The new version we are talking about is the #mentoo movement, initiated by Pooja Bedi after her TV actor friend Karan Oberoi was accused of sexually harassing his ex-girlfriend. The idea being to throw light on the fact that even men can be victims. “I find it oddly self-serving,” Tanushree says frankly when asked for her opinion about it. “In a country like India, there is already a lot of protection in place for men to wriggle out of everything. #Metoo came to life because there was a huge need to address the issue and get it out in the open. Also, #metoo is not anti-men. It’s for anyone who has been abused or harassed. So why have a separate #mentoo… this seems more like an attempt to massage some wounded male ego!”
She is not one to mince words. And the refreshing clarity of thought, courage and determination comes through in the rest of our conversation. The #metoo fight may have been taken over by millions of women and the conversations around it continue online and offline but Tanushree has not stopped making her voice heard about issues she feels passionate about. And it is this quest that led her to act in a short film called Inspiration. A unique format, it shows Tanushree, playing herself, conducting an impromptu conversation with an actor playing a journalist. The topic: exploitation of newcomers in the artistic field and how to avoid them. Streaming on Ullu App, Inspiration, Tanushree clarifies, is not about #metoo movement. Rather, it’s a motivational conversation guiding youngsters from any profession on how to avoid being cheated by the powers-that-be. “The director Atul Bhalla had watched my speeches and approached me with the idea. I accepted because it was a subject I felt strongly about. During my own days in the industry, one would hear horror stories about youngsters falling prey to abusers and charlatans. It’s only now that there are proper acting institutes and other channels. Earlier, there was no avenue, especially for those coming from small towns. They are young, vulnerable and often lack the maturity to understand a situation; they get confused about whom to trust and whom to avoid,” says Tanushree.
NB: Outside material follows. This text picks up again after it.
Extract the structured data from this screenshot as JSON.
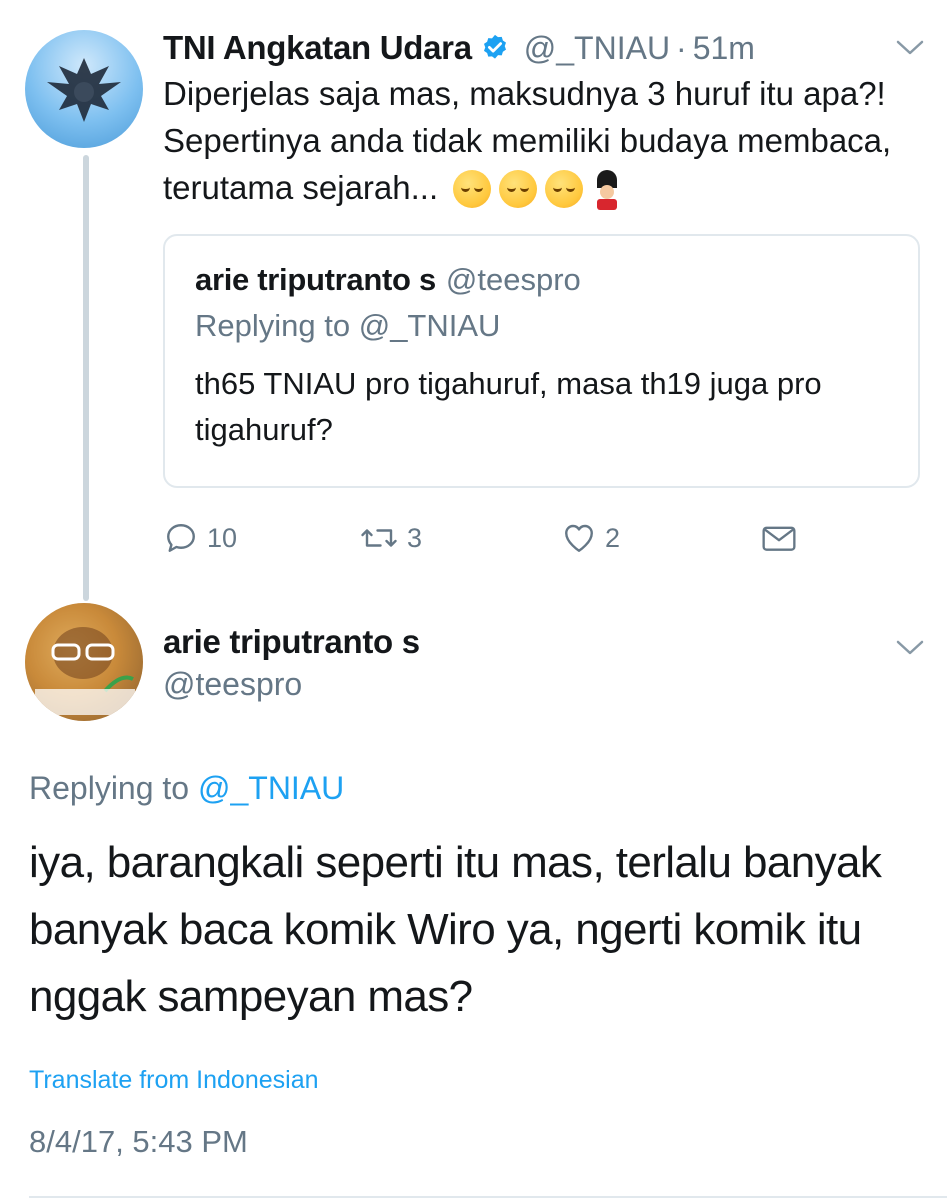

Instead of a conventional plotline and a written script, Tanushree and her director decided to go for a more extempore with a fact-meets-fiction touch. The result is a lucid commentary on what to expect in the industry and how to avoid the pitfalls.
The experience of working on a short film has evoked a desire in her to work in more such projects and explore subjects that perhaps others would hesitate to take up. Religion and spirituality, for instance. Tanushree’s own experience with spirituality makes for a fascinating story. Perhaps it was this deep inclination that gave her the strength to surmount the odds that came her way. “I have lived a lot of lives,” she says. “I have faced challenges and overcome them.”
It was a journey that started 10 years ago for her when life led her to a spiritual exploration despite not being an overtly ritualistic or religious person herself. Her curiosity led to her reading up on Hinduism, Christianity, Buddhism, Islam… and she spent time questioning it, understanding it and gaining knowledge about its ethos. She practised Buddhism, read the Bible and is now reading the Koran in her quest for inner growth.
Surprised at how the word ‘religion’, with all its misinterpretations and resultant conflicts, has come to be unacceptable for many people, Tanushree says the need of the hour is to spread the message about its real meaning. And it this knowledge that she seeks to impart to young people. “I am from this generation and I understand what they need. But the message has to be wrapped and packaged in a way that can be absorbed by them, in a language that they understand. I think if religion is explained well without being preachy, it can be beautiful.”
While her lectures and motivational speeches are popular, Tanushree wants to reach out to a far larger audience. “I have over 130,000 followers and they do want to hear what I have to say. The short film fell into place and it was everything I wanted it to be. Now I want go further with the message.”
Currently based in the US, Tanushree’s life has taken a 360 degree turn. When she is not touring for lectures or collaborating for projects, she spends her time biking, going out on adventures, eating out and spending time with friends. At other times, she immerses herself in studies and reading. The stillness and the peace may be a far cry from the noise in India but Tanushree admits she wants to spend more time in India to reach out and do something that will benefit the public. “I feel satisfied when I come to India, it’s such a huge nation and there is a big need. There are many people spreading the message of wellness and religion, but then India is a huge nation. I feel like no matter how much we have, there still will be takers who seek to know the real essence of spirituality.”